Sunday, 9 April 2017

Vladimir Soloviev: A Russian Newman, by Michel D'Herbigny



This is the classic biography on Vladimir Soloviev, at least from a Catholic perspective. D'Herbigny was the first to make the comparison between the great Russian convert to Catholicism and the famous convert from Anglicanism. Our author acknowledges that there are significant differences between Soloviev and Newman, most especially in that Newman was a clergyman, while Soloviev was a layman. However, they were akin in their deep attachment to the traditions from which they had come. It may also be said that they are alike in the influence they have had on their respective traditions; Newman greatly influenced Anglicanism, while Soloviev had his influence on Orthodoxy, especially in the theology of Sergius Bulgakov.

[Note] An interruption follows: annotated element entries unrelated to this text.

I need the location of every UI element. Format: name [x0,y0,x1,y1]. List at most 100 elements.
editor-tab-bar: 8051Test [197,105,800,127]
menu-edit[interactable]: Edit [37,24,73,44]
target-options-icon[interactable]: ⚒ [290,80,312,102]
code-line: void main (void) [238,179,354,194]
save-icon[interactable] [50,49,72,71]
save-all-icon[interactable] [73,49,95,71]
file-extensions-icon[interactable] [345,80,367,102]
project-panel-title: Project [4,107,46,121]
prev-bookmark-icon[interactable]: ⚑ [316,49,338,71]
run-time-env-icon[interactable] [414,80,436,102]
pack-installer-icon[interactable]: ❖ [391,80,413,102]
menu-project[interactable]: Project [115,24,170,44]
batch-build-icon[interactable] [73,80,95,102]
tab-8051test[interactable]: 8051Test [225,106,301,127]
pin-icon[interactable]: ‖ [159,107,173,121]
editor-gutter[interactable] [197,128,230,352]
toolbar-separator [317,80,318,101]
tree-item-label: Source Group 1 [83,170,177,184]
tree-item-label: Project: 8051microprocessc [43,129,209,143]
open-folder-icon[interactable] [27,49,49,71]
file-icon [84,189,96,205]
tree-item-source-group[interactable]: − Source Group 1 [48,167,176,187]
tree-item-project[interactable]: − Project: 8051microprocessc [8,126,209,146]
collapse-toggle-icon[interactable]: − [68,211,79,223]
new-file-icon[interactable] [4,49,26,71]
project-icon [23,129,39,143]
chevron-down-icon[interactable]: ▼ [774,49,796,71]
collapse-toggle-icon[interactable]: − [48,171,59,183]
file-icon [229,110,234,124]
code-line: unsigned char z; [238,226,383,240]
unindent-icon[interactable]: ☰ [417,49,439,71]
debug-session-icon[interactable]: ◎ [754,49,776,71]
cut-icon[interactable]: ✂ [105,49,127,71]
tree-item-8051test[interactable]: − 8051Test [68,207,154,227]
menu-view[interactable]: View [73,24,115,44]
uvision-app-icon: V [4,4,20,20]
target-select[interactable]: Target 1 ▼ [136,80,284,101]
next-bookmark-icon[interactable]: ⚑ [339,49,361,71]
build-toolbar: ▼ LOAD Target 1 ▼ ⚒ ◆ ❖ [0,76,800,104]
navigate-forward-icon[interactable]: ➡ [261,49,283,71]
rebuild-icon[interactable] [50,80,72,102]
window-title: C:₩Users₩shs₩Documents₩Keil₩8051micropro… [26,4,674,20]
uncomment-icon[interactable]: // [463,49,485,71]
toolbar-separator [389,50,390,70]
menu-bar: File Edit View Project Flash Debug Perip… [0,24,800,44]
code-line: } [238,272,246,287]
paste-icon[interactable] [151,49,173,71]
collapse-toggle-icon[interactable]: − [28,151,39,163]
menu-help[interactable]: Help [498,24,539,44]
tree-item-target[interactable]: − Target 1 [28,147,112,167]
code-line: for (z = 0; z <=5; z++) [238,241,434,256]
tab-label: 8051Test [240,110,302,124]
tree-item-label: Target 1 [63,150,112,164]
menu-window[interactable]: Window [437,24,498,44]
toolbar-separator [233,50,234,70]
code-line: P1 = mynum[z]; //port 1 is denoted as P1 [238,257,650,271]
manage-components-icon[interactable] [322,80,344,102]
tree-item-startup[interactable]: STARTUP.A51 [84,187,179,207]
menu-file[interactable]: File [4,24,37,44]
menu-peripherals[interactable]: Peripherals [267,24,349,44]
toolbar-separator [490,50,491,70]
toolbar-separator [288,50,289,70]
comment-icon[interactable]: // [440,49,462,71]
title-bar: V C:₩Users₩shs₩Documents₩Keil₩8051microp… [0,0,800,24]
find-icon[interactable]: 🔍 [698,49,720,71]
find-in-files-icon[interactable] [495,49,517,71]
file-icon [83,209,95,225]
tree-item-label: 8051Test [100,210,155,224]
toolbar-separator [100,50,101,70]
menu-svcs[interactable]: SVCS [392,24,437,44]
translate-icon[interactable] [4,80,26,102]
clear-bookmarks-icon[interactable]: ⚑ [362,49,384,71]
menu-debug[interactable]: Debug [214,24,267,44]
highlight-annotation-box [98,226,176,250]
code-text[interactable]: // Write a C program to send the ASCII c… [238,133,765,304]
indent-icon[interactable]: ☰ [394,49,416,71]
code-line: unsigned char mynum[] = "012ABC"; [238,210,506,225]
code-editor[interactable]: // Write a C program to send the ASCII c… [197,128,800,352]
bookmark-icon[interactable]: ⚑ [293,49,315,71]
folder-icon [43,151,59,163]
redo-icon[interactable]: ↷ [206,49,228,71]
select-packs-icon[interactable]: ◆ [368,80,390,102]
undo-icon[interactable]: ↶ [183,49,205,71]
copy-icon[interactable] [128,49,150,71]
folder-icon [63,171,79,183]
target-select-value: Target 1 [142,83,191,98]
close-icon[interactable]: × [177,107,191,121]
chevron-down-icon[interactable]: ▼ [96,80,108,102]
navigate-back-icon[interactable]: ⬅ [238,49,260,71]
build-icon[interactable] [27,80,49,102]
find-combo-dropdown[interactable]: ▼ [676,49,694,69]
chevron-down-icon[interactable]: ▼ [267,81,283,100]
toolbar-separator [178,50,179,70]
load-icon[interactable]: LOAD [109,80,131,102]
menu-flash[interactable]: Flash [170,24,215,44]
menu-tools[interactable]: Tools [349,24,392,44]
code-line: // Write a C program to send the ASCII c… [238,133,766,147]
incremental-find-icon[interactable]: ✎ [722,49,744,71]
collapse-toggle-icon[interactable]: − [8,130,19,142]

This book provides some useful background to Russian thought in the 19th century and explains how Soloviev engaged with contemporary debates between Westernizers and Slavophiles, as well as Tolstoy and Soloviev's views on his ideas. It provides a good sketch of Soloviev's intellectual career, looking at his philosophy and ethical views, before dealing with his theology over the course of three chapters. The last of these theological chapters deals with his master work, Russia and the Universal Church, which should be on the reading list of every Catholic. The book ends with a chapter about the ascetic character and personal qualities of the man.

My only significant complaint about this is that it never brings up Soloviev's Sophiology, his ideas about divine wisdom. Nor does it mention his strange mystical encounters with 'Lady Wisdom,' both as a child and as an adult. Sophiology was a key part of his thought and proved to be one of his main influences.